Kimberly Vanderhorst said...

Wow. I could've written it. My writing life followed a very similar timetable.

Rick said...

Write on, Stephanie. Write on!

Jenn said...

I quit writing once, too. I'd been trying to write a novel forever (I still haven't finished it. LOL) and I got to this point after my second child was born and I was suffering from PPD that I just couldn't go on writing any more. I put all my stuff away in file folders, or saved away on hard drives, and just gave up.

It was several years later that a good friend of mine called me up. She had been packing for a move and she came across some chapters I'd given her to get her opinion on. She said she re-read them and was really impressed and wanted to encourage me to pick it back up again.

I pretty much had to start from scratch because my files were saved in such an old version of Word Perfect that I never could actually resurrect them.

Anyway, I wouldn't say that "the end" is ever really the end. And sometimes a break is a good thing. But I like what you say at the end of your post. That's where I am right now. Even though writing is hard and discouraging, I just keep trying because I know it's what I'm supposed to be doing, and it does bring me joy. Sometimes. :)

Don said...

Yeah, I hear ya on that "isolated and lonely" bit. I think your thousand miles are about as long as my thousand miles.

I know I couldn't do it without this technology to keep me connected, and I'm very grateful for it.

And I look forward to seeing everyone at the writer's conference!

Karlene said...

I live in Utah, but it doesn't help that much. I still don't write as much as I want to write. I quit for years, when my children were growing up. I'm trying to get going again. Even if I never publish, I write because it's who I am. I have to.

David G. Woolley said...

Writing is a lonely task. Its just you, you're ideas and a blank screen. Why do you think so many writers end up going nuts? They spend far too much time with themselves or with the characters of their own creation to be considered even remotely sane.
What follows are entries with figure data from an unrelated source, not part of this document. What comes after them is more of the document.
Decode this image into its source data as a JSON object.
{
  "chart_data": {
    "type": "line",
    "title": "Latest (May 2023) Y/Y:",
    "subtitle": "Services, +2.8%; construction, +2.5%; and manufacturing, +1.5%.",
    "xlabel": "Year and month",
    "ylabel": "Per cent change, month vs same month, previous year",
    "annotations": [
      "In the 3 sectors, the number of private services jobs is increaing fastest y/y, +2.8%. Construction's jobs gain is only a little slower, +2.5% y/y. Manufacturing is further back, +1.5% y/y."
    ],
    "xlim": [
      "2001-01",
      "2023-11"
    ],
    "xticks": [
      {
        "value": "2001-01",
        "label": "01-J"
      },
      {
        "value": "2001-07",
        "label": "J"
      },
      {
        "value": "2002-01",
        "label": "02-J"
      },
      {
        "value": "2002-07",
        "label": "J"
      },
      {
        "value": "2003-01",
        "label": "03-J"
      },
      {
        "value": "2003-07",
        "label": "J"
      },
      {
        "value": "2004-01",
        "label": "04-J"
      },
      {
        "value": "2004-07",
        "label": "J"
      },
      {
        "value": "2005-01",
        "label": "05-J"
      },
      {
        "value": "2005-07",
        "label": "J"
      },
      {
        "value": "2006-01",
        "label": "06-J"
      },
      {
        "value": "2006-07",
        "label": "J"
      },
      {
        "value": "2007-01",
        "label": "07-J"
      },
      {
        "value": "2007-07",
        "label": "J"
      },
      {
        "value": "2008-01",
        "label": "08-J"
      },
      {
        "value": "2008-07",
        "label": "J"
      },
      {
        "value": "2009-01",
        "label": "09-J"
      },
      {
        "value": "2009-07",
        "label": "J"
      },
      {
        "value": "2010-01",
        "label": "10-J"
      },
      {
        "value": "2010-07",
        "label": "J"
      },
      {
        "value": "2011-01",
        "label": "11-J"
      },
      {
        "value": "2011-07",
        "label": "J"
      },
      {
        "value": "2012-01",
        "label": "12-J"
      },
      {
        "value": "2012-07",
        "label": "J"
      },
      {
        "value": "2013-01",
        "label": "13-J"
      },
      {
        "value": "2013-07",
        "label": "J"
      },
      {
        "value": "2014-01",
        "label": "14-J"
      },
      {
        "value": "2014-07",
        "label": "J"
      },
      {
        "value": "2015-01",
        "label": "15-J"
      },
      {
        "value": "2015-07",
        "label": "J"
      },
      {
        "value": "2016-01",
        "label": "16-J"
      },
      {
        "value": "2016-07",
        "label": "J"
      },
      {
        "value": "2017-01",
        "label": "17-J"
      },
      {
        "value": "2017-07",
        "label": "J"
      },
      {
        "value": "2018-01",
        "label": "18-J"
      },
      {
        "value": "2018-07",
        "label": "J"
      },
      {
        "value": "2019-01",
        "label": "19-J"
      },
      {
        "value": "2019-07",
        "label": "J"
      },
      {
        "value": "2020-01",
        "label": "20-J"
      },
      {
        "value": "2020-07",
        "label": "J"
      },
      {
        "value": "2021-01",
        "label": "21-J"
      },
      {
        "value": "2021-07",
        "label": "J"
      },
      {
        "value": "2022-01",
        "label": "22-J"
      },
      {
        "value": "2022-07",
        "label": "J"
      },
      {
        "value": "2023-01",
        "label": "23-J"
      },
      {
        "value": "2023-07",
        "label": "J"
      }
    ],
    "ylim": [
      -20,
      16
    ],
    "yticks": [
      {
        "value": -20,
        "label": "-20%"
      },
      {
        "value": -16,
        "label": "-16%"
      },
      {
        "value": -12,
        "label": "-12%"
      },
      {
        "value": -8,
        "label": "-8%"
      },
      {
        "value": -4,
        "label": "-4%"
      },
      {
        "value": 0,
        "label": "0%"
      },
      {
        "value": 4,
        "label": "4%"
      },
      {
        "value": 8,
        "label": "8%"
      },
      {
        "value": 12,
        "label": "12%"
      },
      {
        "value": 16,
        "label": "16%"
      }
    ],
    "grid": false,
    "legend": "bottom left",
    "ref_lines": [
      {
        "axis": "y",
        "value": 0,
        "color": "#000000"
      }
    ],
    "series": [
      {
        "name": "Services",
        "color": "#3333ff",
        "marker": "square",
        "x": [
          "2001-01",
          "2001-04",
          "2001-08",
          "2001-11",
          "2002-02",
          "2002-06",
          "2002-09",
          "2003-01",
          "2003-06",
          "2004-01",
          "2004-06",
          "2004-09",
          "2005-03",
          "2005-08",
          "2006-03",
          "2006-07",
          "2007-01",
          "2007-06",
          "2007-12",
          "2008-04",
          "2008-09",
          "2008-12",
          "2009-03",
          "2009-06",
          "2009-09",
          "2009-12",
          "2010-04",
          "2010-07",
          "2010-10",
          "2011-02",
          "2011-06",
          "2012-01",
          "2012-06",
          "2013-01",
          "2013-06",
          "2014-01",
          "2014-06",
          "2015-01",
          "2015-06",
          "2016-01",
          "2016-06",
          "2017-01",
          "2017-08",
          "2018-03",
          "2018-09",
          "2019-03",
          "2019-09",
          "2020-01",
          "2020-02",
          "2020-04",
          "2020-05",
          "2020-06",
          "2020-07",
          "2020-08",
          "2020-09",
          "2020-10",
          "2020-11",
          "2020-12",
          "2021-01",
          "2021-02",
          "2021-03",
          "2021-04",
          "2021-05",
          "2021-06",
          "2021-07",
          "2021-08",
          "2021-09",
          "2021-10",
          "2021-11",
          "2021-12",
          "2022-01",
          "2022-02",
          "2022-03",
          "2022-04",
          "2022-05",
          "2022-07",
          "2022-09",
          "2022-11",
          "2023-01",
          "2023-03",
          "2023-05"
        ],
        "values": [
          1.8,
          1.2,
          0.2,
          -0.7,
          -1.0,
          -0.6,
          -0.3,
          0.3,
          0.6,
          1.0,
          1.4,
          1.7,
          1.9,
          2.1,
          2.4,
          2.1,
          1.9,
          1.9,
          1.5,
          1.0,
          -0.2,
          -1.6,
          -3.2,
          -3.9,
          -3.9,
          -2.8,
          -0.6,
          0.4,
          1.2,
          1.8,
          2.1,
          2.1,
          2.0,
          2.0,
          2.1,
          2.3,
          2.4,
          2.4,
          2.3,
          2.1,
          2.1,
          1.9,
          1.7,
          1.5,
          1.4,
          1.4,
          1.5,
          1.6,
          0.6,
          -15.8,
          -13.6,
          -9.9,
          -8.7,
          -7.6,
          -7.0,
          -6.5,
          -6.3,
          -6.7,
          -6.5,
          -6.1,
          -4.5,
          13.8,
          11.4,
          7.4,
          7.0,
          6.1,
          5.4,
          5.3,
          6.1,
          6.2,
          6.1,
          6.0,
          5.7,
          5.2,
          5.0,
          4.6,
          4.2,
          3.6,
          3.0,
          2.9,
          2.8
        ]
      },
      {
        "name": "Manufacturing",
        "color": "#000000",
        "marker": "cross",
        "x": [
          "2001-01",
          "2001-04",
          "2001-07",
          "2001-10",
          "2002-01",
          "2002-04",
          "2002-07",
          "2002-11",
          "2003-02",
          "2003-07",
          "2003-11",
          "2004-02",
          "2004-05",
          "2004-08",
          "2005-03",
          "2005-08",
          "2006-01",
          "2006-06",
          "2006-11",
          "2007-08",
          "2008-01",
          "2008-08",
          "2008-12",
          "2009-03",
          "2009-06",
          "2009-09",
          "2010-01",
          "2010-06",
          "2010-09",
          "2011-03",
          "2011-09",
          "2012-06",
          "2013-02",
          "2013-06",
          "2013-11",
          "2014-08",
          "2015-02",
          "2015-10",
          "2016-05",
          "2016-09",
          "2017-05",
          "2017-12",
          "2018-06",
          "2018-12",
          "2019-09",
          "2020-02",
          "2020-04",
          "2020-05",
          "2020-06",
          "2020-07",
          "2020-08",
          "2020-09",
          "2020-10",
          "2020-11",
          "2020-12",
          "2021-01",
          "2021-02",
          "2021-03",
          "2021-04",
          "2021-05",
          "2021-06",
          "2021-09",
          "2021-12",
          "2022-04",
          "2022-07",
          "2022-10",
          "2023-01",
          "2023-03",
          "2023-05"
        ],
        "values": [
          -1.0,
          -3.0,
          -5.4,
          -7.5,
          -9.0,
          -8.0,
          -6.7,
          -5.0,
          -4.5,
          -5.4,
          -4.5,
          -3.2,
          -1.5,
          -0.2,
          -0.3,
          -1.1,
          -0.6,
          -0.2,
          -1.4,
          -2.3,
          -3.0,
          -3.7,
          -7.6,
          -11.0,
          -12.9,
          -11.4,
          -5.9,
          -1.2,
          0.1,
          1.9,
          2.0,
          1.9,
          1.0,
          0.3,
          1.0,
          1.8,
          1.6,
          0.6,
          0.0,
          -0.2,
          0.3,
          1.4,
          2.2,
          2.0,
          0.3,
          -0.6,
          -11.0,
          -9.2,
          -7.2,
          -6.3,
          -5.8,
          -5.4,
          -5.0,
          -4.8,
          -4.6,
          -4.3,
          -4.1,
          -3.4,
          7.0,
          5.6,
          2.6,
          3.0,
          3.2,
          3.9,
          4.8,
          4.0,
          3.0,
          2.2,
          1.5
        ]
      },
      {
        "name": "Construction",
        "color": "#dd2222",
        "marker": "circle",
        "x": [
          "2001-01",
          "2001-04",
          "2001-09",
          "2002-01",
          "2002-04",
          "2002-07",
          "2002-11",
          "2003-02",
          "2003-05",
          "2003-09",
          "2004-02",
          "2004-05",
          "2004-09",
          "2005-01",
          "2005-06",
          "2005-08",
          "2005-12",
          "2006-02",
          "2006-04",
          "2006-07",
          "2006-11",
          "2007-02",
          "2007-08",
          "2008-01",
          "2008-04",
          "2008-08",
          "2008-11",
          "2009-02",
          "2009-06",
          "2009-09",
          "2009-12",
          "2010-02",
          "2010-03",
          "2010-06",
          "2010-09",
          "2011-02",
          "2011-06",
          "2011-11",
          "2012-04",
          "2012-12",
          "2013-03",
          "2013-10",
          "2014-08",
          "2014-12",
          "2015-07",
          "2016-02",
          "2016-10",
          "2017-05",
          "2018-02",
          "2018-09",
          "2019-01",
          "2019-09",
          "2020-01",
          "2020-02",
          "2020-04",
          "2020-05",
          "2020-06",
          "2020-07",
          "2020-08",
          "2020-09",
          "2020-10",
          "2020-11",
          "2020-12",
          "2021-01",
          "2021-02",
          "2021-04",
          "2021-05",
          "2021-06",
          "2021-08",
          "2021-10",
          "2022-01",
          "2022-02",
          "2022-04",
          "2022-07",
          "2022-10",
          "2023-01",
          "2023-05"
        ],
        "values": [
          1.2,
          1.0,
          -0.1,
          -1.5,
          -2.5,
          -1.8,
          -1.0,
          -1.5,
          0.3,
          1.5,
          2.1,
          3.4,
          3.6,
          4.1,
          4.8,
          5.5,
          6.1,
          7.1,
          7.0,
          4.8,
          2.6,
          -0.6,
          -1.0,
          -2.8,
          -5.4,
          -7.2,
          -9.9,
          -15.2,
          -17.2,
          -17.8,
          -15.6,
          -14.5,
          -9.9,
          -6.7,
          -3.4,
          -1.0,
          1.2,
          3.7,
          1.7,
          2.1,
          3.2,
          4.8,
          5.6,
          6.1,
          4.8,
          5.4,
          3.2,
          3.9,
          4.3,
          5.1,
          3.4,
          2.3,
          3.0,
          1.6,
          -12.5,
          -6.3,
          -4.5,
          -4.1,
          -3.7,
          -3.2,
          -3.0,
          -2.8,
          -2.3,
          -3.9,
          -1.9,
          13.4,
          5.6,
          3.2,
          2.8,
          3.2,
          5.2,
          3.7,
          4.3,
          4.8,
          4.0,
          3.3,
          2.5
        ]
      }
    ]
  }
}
There are no special advantages living in the center of the LDS writing culture. If you lived in Utah you would only increase the number of writing socials you could attend. It would likely not increase the word count.

You have a unique perspective on the LDS world. Use that to your advantage. You live in a small town. So did Anne of Green Gables. I've always wanted to write a small town novel about growing up in Magrath, Alberta Canada. Its full of Mormons, but it isn't in the heart of Mormondom. It would be a wonderful, fun read worthy of the very best in writing.

Good luck. And keep your isolation and your independence. It is a wonderful asset. Not a liability.

David G. Woolley

Stephanie Humphreys said...

There are huge advantages living away from the mainstream mormon culture. At the same time, I struggle to find a writer's group here and envy the numerous groups my other writer friends have access to. I also hear about many conferences in Utah, but because of distance and cost, I have to carefully pick one to attend each year. There are pros and cons to living either place. And it doesn't matter the location, I'm still compelled to write. I'll make it wherever I am.

Marcia Mickelson said...

Hang in there, Stephanie. I think we've all thought about giving up at different times. I get bummed about missing all the Utah stuff too, like writer's conferences and other things. I live in Texas, and it does feel a little lonely out here. Keep writing.